There are other options like the Hardware Efficient (HE) ansatz and the Symmetry Preserving (SP) ansatz that require significantly fewer quantum gates. Nonetheless, little is known about their ability to produce chemically accurate results or the conditions necessary to achieve such accuracy, such as the required depth of the quantum circuit. Therefore, we evaluated the accuracy of these ansätze.
Technical points of our study
Two group of molecules were considered: (i) C6H6 (benzene), C10H8 (naphthalene), C14H10 (anthracene); (ii) LiH, BeH2, H2O, CH4, N2. Hamiltonians for the VQE algorithm were constructed from one- and two-electron integrals derived from a Hartree-Fock/STO-3G calculation. Hartree-Fock (HF) is a fundamental method used to study molecular system with multiple electrons, and STO-3G is a basis set employed to represent the wavefunction/orbitals of the system. In fact, STO-3G is the smallest basis set available.
For the molecules in group (i), a strategy known as active space was used. This approach focuses on the most important molecular orbitals needed to describe the molecular system, specifically the π-orbitals, due to the large number of molecular orbitals present. This resulted in using 12, 20, and 28 qubits, respectively. For the molecules in group (ii), which have fewer electrons, all orbitals were included in the calculations.
Calculations were performed on the Fujitsu quantum simulator, the same used in the Fujitsu Quantum Simulator Challenge. The Qulacs program was used, with additional implementations developed by our team. www.fujitsu.com
The backpropagation (BP) method was employed to accelerate the gradient calculations.
Our findings
First, the usage of the BP method for gradient calculation in parameter optimization enabled faster calculations compared to the usual techniques like the Finite Difference Method (FDM) when the depth of the quantum circuit was large [Figure (1)].
Second, with the HE ansatz, the energy was almost equal to or slightly lower than the HF energy for low-depth circuits, while the results approached MP2 (a second-order perturbative correction to HF) energy values at higher depths. In contrast, for the SP ansatz, the energy values gradually decreased as the depth increased and were lower when compared to the HE ansatz results at the same depth. However, these values remained higher than those obtained from accurate classical methods as CCSD, even at high depths [Figure (2) and (3)].

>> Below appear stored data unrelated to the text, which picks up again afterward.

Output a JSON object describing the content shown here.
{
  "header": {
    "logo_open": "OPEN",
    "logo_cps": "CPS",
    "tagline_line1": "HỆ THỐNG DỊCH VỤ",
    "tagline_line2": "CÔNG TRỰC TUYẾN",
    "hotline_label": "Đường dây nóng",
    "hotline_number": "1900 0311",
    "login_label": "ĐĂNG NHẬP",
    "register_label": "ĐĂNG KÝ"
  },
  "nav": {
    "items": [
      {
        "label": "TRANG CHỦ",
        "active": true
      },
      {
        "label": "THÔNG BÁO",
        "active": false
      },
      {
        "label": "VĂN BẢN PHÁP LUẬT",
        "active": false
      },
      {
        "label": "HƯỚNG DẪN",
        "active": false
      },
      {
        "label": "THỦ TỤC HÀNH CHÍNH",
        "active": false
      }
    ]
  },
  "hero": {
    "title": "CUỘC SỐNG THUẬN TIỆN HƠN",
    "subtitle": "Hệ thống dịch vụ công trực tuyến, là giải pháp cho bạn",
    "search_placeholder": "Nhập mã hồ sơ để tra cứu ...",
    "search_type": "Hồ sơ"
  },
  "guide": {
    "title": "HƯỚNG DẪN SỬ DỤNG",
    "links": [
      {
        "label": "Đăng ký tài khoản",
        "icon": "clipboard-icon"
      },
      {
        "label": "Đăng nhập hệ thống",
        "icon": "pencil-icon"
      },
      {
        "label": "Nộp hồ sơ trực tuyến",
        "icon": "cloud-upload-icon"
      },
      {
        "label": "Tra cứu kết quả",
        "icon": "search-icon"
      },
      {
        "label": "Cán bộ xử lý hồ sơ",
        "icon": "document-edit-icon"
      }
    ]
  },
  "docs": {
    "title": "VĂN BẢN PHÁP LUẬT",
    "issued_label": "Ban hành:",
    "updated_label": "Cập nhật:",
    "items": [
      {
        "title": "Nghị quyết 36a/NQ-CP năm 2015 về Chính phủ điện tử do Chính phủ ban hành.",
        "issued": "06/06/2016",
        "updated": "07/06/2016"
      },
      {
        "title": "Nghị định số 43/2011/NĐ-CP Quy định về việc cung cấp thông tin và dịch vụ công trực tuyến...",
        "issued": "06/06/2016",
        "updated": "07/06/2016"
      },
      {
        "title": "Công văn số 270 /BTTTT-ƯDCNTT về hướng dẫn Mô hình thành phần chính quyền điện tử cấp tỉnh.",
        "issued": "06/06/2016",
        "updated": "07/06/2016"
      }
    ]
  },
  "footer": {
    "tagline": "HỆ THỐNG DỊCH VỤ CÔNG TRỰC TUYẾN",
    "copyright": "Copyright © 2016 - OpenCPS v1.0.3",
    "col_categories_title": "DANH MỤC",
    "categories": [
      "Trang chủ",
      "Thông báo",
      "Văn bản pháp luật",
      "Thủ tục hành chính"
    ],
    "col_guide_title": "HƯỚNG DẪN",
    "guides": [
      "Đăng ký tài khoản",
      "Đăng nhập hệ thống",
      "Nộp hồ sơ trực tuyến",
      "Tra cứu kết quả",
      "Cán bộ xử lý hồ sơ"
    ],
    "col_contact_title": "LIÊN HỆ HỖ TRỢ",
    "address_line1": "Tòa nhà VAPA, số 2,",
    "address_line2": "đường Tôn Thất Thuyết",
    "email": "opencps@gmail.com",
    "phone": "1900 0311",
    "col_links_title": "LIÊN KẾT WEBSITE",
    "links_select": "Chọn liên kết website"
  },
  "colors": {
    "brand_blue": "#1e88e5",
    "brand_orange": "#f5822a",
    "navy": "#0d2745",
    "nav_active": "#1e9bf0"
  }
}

Finally, the calculations using different initial values resulted in a narrow distribution of the obtained energy values [Figure (4)], which is a consequence of the so-called barren plateau problem. The barren plateau problem occurs when the optimization process struggles to move away from initial guesses, leading to similar results regardless of starting points. This issue is commonly observed in calculations involving variational quantum algorithms, where small gradient values cause local optimizations to become trapped in solutions close to the initial values.
Future Perspectives
The SP ansatz is a promising ansatz for practical usage in quantum devices. Our collaboration intends to explore methods to mitigate the barren plateau problem and analyze its applicability to both ground and excited states.